I removed the second implementation from the main article (attached below) since the time complexity of lookups appears to be ${\displaystyle \Theta (n)}$ in the worst case, which is much worse than the other implementations. Perhaps this implementation can be re-added if accompanied by an explanation of why this implementation is preferred over the others.

A fully persistent array may be implemented using an array and the so-called Baker's trick.^[1] This implementation is used in the OCaml module parray.ml^[2] by Jean-Christophe Filliâtre.

In order to define this implementation, a few other definitions must be given. An initial array is an array which is not generated by an update on another array.

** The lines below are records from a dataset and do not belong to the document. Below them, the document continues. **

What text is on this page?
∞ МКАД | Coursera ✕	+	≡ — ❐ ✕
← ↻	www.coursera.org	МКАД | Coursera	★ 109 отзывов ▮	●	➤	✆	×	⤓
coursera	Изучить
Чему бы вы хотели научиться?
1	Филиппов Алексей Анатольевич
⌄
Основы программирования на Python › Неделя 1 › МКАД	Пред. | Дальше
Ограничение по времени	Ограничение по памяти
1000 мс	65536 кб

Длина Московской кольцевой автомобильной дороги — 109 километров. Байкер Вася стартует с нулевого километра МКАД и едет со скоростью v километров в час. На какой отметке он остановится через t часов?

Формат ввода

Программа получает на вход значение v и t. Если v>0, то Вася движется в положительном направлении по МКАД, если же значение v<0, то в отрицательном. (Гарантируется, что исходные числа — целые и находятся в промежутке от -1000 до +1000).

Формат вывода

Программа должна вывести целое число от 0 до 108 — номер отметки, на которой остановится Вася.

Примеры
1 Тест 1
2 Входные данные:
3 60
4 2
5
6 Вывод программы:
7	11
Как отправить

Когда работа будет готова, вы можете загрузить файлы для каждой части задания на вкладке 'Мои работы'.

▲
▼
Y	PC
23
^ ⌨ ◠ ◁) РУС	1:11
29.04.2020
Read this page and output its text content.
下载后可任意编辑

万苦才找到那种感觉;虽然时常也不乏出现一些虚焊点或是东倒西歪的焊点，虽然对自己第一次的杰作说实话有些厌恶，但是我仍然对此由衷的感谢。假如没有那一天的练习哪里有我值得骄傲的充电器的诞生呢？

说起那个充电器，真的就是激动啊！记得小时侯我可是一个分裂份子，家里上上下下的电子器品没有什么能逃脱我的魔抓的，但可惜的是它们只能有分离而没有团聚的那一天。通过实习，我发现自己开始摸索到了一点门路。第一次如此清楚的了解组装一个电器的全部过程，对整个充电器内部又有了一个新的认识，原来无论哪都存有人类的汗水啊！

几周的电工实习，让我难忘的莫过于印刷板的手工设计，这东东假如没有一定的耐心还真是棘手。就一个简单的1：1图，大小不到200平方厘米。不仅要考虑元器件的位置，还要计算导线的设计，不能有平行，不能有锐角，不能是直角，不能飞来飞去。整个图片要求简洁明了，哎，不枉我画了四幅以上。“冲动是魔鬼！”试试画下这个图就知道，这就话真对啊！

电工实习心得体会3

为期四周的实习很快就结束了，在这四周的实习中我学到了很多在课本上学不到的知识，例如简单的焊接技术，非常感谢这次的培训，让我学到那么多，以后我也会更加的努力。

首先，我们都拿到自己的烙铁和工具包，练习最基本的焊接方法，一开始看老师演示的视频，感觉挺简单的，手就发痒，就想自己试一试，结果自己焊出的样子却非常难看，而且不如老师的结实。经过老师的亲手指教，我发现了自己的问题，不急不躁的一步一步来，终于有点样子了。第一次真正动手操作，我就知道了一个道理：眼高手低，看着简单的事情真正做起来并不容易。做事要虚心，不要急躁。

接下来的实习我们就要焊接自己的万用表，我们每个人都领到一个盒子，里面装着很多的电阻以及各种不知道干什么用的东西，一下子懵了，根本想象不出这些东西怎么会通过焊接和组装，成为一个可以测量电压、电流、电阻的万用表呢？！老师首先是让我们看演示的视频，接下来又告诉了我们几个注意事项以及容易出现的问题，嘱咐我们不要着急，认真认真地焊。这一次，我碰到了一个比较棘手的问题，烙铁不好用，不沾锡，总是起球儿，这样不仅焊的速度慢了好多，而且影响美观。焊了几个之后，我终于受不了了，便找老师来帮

A child of an array ar is an array of the form ar.update(i,v), and ar is the parent of ar.update(i,v). A descendant of an array ar is either ar or the descendant of a child of ar. The initial array of an array ar is either ar if ar is initial, or it is the initial array of the parent of ar. That is, the initial array of ar is the unique array init such that ${\displaystyle \mathrm {ar} =init.update(i_{0},v_{0}).\dots .update(i_{m},v_{m})}$, with ar initial and ${\displaystyle i_{0},\dots ,i_{m}}$ an arbitrary sequence of indexes and ${\displaystyle v_{0},\dots ,v_{m}}$ an arbitrary sequence of value. A family of array is thus a set of arrays containing an initial array and all of its descendants. Finally, the tree of a family of arrays is the tree whose nodes are the arrays, and with an edge e from ar to each of its children ar.update(i,v).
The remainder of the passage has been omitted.